No Brasil, diversas pesquisas apontam o caráter seletivo do sistema penal que contribui para a violação sistemática de direitos humanos fundamentais das pessoas negras dentro dos cárceres. O Supremo Tribunal Federal já decidiu que nossa realidade penitenciária constitui um “estado de coisas inconstitucional”. Entretanto, em relação às explicações raciais da permanência desse fenômeno, de uma maneira geral, o silêncio impera nas peças e atos processuais das promotoras(es), defensoras(es), magistradas(os), e demais atores da seara jurídica.
Alguns dados talvez possam dialogar um pouco sobre essa dinâmica.
A pesquisadora Juliana Borges (BORGES, 2019)[2] explica que o Brasil ocupa a infeliz marca de terceira maior população prisional do mundo e os corpos negros constituem 64% da população carcerária, enquanto o mesmo grupo compõe cerca de 55% da população brasileira.
Em contrapartida, conforme pesquisa do Conselho Nacional de Justiça, 80% das(os) magistrada(os) são brancas(os). De acordo com estudo realizado pelo Centro de Estudos de Segurança e Cidadania (CESeC) da Universidade Cândido Mendes, 77% das(os) membras(os) do Ministério Público se autodeclaram brancas(os). Por sua vez, o IV Diagnóstico da Defensoria Pública mostra que, as defensoras(es) públicas(os) brancas(os) somam 76,4% e 73,7% nas esferas estadual e federal, respectivamente.
É sintomático que o extenso processo de escravização e sua abolição inconclusa transformou-se em criminalização da população negra. O caminho colonial imposto de exclusão social e inferiorização dos nossos corpos e das nossas mentes edificou uma importante ferramenta também responsável pelo genocídio do povo negro brasileiro: o encarceramento. Sabemos para quem ele é direcionado, mas tal implicação não é discutida usualmente na prática forense.
A branquitude enuncia suas regras também nas carreiras jurídicas criminais, onde as reflexões sobre a temática racial são constantemente silenciadas.

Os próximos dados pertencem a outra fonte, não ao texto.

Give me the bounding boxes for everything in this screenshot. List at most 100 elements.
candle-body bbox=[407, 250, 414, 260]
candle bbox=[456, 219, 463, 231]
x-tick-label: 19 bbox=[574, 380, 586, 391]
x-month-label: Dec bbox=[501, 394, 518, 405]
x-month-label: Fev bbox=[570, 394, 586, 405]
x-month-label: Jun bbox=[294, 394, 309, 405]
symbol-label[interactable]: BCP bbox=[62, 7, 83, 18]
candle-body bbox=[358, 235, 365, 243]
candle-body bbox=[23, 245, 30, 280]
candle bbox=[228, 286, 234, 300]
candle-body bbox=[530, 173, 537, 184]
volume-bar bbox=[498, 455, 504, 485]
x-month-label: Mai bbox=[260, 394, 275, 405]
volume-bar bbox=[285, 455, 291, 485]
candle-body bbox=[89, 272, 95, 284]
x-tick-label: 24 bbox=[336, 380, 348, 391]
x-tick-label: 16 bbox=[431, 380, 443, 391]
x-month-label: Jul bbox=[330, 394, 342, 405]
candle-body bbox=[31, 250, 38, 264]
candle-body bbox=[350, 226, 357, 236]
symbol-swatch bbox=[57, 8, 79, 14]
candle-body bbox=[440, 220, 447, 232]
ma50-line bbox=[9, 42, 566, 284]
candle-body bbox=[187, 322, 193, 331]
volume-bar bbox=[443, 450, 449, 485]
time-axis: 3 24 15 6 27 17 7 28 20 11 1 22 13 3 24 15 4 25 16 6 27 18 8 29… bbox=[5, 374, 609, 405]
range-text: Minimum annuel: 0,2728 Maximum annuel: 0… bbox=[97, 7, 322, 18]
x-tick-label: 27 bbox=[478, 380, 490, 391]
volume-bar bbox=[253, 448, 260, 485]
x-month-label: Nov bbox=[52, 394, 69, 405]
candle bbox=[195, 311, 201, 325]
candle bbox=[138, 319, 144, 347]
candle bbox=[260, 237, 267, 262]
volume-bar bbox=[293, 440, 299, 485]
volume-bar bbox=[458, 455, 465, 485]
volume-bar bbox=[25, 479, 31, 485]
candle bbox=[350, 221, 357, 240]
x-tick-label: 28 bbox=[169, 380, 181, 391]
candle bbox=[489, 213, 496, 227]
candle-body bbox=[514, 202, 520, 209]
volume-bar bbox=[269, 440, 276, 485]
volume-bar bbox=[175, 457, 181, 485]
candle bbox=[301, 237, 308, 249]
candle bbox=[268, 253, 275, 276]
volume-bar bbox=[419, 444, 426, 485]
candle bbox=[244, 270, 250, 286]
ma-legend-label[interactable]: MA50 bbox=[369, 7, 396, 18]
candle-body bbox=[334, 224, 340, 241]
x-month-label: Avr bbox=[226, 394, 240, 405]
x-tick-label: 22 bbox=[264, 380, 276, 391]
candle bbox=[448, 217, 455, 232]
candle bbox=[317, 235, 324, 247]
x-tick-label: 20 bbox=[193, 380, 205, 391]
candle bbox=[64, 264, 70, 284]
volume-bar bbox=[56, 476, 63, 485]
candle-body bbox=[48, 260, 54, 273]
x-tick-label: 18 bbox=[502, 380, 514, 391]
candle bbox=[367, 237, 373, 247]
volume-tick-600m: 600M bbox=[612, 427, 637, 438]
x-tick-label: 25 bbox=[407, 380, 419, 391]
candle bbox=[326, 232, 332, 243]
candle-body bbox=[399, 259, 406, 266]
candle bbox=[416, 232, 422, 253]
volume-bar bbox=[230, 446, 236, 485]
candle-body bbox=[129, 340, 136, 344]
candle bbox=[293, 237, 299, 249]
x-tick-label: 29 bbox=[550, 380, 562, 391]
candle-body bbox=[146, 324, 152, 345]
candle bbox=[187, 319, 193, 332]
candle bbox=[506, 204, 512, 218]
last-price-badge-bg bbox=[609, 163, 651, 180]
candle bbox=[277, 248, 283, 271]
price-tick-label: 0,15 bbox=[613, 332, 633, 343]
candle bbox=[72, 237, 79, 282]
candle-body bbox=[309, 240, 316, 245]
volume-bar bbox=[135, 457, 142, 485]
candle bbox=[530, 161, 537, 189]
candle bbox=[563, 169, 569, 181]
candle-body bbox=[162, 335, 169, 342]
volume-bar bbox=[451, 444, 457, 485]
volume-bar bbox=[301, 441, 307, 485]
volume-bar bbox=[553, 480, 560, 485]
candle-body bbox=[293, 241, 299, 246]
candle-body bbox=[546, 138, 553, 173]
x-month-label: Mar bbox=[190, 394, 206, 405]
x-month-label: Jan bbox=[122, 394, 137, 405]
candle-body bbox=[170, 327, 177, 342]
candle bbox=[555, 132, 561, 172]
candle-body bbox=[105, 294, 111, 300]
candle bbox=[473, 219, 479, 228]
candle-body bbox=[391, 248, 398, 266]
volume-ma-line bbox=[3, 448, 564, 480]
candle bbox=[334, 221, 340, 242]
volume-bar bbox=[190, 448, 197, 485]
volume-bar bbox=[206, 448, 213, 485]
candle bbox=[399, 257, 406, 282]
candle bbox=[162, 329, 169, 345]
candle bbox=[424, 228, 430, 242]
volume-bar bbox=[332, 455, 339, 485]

Ocorre que, nas palavras de Maria Aparecida Silva Bento “o silêncio não é transparente. Ele é tão ambíguo quanto as palavras. Desta forma, a ideologia está em pleno funcionamento no que obrigatoriamente se silencia” (BENTO, 2002).[3]
Em meio à sanha punitivista, o mito da democracia racial parece permanecer intacto e indissolúvel no sistema de justiça criminal. A propagação da ideia de fraternidade racial que teve seu ápice internacionalmente conhecido nas ideias de Gilberto Freyre, tenta invisibilizar como são tratados os destinatários certos da mais pesada mão estatal, sob o manto do discurso da neutralidade racial e não-discriminação, apesar dos dados estatísticos demonstrarem o encarceramento massivo da população negra, filhos e filhas de homens e mulheres da diáspora africana no Brasil.